The book contains some 12 short accounts of some very remarkable people from India, Africa, Oceania, South America and elsewhere. Some will be very familiar such as St Martin de Porres, to whom there has long been a devotion here in Ireland. But the name of blessed Marie-Clementine Anuarite, from what is now the Congo, formerly Zaire, formerly the Belgian Congo may not be as well known. Her martyrdom reflects the turmoil that has faced many African nations and States.
She was killed by a rebel leader who wished to marry her, but he lived to repent and to be forgiven by her family and by the Pope at the time of her beatification. But other saints here belong to the Anglican and other traditions. Their stories are related by contributors almost as remarkable as the people they write about.
In this country everyone should know more about Blessed Ceferino Giminez Malla (1861-1936), so far the one and only Gitano saint, he was murdered by a Republican firing squad during the Spanish civil war for aiding priests.
But this is not a mere selection of biographies.
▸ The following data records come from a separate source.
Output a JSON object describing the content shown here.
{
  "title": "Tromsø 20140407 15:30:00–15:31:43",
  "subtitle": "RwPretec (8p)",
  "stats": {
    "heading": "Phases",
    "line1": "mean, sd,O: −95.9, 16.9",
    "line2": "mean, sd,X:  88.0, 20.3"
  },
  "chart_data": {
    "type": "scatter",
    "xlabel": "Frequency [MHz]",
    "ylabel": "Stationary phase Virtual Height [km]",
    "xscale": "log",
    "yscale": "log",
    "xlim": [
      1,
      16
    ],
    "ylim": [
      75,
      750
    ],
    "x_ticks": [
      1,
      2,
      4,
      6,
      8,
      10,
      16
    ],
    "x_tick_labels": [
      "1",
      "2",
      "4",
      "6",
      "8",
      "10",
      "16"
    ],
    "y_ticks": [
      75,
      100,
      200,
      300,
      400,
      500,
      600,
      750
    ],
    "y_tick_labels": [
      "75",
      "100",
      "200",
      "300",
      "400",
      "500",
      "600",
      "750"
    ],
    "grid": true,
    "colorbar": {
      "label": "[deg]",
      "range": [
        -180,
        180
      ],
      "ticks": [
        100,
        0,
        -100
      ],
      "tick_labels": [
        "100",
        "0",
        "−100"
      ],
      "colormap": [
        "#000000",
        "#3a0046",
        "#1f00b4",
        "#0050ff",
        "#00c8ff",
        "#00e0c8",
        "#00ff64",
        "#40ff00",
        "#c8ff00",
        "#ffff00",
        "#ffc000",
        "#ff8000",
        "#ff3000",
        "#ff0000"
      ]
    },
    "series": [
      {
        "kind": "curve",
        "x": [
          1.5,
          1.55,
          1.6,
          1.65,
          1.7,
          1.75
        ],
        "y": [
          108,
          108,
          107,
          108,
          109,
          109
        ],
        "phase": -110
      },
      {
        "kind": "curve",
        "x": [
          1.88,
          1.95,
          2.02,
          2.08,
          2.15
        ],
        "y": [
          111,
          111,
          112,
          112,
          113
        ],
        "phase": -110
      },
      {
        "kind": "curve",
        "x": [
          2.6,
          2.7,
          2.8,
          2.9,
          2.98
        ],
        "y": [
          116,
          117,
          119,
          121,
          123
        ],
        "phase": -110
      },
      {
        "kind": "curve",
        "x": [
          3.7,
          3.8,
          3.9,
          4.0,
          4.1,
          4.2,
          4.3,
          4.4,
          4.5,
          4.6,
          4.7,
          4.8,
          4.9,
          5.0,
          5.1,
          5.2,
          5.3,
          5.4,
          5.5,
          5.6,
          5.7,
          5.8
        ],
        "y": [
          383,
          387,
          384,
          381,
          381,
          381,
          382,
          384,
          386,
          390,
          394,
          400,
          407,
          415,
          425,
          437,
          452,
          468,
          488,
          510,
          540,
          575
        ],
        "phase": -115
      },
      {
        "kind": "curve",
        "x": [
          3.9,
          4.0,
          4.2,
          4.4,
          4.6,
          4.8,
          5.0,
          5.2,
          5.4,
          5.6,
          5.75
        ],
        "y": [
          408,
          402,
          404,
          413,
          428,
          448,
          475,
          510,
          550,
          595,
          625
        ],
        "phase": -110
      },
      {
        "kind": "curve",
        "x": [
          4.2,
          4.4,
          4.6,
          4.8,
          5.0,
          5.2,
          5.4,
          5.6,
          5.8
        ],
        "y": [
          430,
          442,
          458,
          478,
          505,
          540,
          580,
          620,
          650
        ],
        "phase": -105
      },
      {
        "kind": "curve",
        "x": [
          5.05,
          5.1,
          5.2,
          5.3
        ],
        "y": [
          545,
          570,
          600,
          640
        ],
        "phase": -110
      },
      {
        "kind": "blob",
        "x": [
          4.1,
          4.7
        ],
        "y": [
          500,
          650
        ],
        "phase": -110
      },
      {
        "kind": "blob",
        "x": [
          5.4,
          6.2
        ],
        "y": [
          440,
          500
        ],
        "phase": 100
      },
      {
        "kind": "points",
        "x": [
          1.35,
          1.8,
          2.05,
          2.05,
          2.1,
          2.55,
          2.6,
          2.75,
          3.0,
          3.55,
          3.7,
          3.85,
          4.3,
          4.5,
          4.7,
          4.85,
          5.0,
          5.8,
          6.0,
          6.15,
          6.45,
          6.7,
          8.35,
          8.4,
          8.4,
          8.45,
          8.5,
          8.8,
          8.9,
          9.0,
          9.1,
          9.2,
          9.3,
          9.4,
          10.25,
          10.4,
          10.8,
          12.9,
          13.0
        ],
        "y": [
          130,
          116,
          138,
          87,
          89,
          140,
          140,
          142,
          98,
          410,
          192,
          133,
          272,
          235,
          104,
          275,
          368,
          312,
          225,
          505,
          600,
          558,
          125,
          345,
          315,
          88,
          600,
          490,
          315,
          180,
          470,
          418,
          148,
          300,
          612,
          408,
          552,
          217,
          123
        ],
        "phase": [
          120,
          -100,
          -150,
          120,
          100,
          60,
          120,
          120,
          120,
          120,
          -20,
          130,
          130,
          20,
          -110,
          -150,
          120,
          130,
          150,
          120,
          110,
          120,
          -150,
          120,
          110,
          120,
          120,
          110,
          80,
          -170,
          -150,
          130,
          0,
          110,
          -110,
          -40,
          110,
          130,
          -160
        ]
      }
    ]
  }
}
The preface, introduction and the reflections which the lives and witness of these people gives raise to makes this into something more akin to a devotional manual.
Many will be moved and informed by this little book, which one hopes will be widely read thoughts the Christian communities of the world, reminds us as it does that diversity can be informed also by special kinds of devotion.
Let us forget the boundaries and the labels of the past, and honour people of exemplary moral stature wherever we find them.